The other one is the standard pulley relationship between the various segments of the string: assume the total length of the string as the sum of it's assumed segment lengths and then take the 2nd derivative to get the relationship between a1, a2, and a3.

 

[Dumbledore211]

@Paisiello I have sent an attachment file and see if the overall free body diagram of the problem is correct. This problem is seriously flying over my head and one of the problems I have struggled with the most.. I still don't get how I can take the separate sums of each segment and establish a derivative relationship among a1, a2 and a3 and finally manage to get a result of one of the accelerations having 17 in the denominator

 

[paisiello2]

Your FBD is not correct.

The problem as interpreted by dauto, and I think he is correct, is that the string starts attached to m goes over the edge of the table, loops through the pulley, goes back up and over the table edge again, and connects back to mass 2m. Then mass 3m is attached to the center of the pulley. You have to visualize it in 3 dimensions.

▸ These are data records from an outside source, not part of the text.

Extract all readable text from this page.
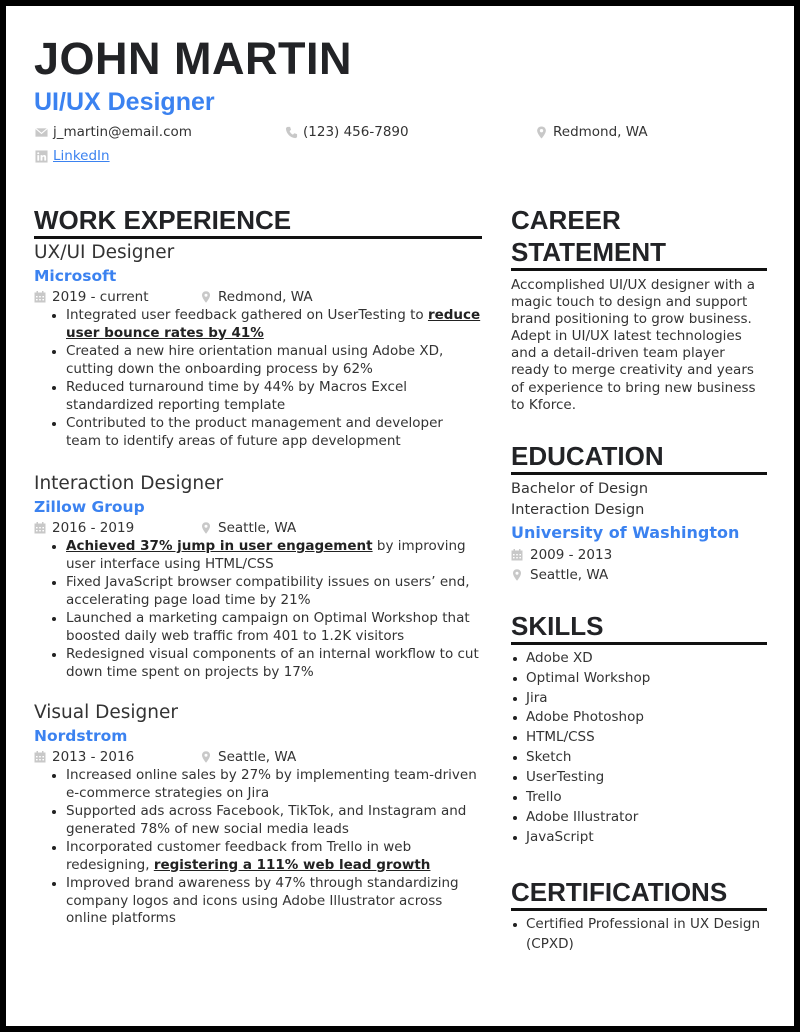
JOHN MARTIN
UI/UX Designer
j_martin@email.com	(123) 456-7890	Redmond, WA
LinkedIn
WORK EXPERIENCE
UX/UI Designer
Microsoft
2019 - current	Redmond, WA
Integrated user feedback gathered on UserTesting to reduce user bounce rates by 41%
Created a new hire orientation manual using Adobe XD, cutting down the onboarding process by 62%
Reduced turnaround time by 44% by Macros Excel standardized reporting template
Contributed to the product management and developer team to identify areas of future app development
Interaction Designer
Zillow Group
2016 - 2019	Seattle, WA
Achieved 37% jump in user engagement by improving user interface using HTML/CSS
Fixed JavaScript browser compatibility issues on users’ end, accelerating page load time by 21%
Launched a marketing campaign on Optimal Workshop that boosted daily web traffic from 401 to 1.2K visitors
Redesigned visual components of an internal workflow to cut down time spent on projects by 17%
Visual Designer
Nordstrom
2013 - 2016	Seattle, WA
Increased online sales by 27% by implementing team-driven e-commerce strategies on Jira
Supported ads across Facebook, TikTok, and Instagram and generated 78% of new social media leads
Incorporated customer feedback from Trello in web redesigning, registering a 111% web lead growth
Improved brand awareness by 47% through standardizing company logos and icons using Adobe Illustrator across online platforms
CAREER STATEMENT
Accomplished UI/UX designer with a magic touch to design and support brand positioning to grow business. Adept in UI/UX latest technologies and a detail-driven team player ready to merge creativity and years of experience to bring new business to Kforce.
EDUCATION
Bachelor of Design
Interaction Design
University of Washington
2009 - 2013
Seattle, WA
SKILLS
Adobe XD
Optimal Workshop
Jira
Adobe Photoshop
HTML/CSS
Sketch
UserTesting
Trello
Adobe Illustrator
JavaScript
CERTIFICATIONS
Certified Professional in UX Design (CPXD)
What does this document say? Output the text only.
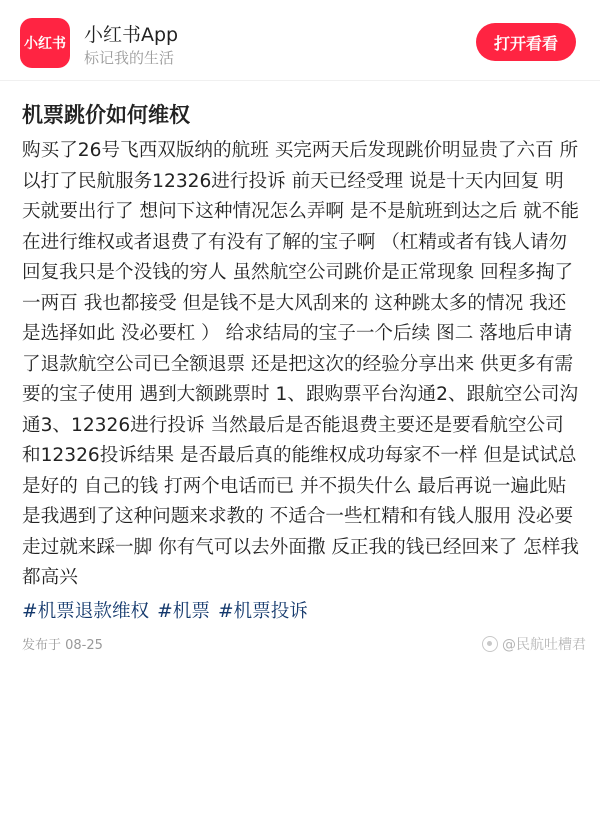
小红书 小红书App
标记我的生活
打开看看
机票跳价如何维权

购买了26号飞西双版纳的航班 买完两天后发现跳价明显贵了六百 所以打了民航服务12326进行投诉 前天已经受理 说是十天内回复 明天就要出行了 想问下这种情况怎么弄啊 是不是航班到达之后 就不能在进行维权或者退费了有没有了解的宝子啊 （杠精或者有钱人请勿回复我只是个没钱的穷人 虽然航空公司跳价是正常现象 回程多掏了一两百 我也都接受 但是钱不是大风刮来的 这种跳太多的情况 我还是选择如此 没必要杠 ） 给求结局的宝子一个后续 图二 落地后申请了退款航空公司已全额退票 还是把这次的经验分享出来 供更多有需要的宝子使用 遇到大额跳票时 1、跟购票平台沟通2、跟航空公司沟通3、12326进行投诉 当然最后是否能退费主要还是要看航空公司和12326投诉结果 是否最后真的能维权成功每家不一样 但是试试总是好的 自己的钱 打两个电话而已 并不损失什么 最后再说一遍此贴是我遇到了这种问题来求教的 不适合一些杠精和有钱人服用 没必要走过就来踩一脚 你有气可以去外面撒 反正我的钱已经回来了 怎样我都高兴

#机票退款维权 #机票 #机票投诉
发布于 08-25	@民航吐槽君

To get the acceleration relationships you have to do what every pulley problem requires: setup an equation for the total length of the rope assuming some arbitrary lengths of each segment. Then take the 2nd derivative to get the relative accelerations of each segment of the rope.

 

[rl.bhat]

Same tension T is acting on m and 2m. So the displacement in m is greater then 2m.
The lengths of the vertical segments must be the same. Hence at any instant, the total length of the string L = x₁ + x₂ + 2x.Taking derivative, you can find the relation between the accelerations of m, 2m and 3m.
Now apply Newton's law for three masses and solve for T.
Using the value of T, you can find the acceleration of 3m.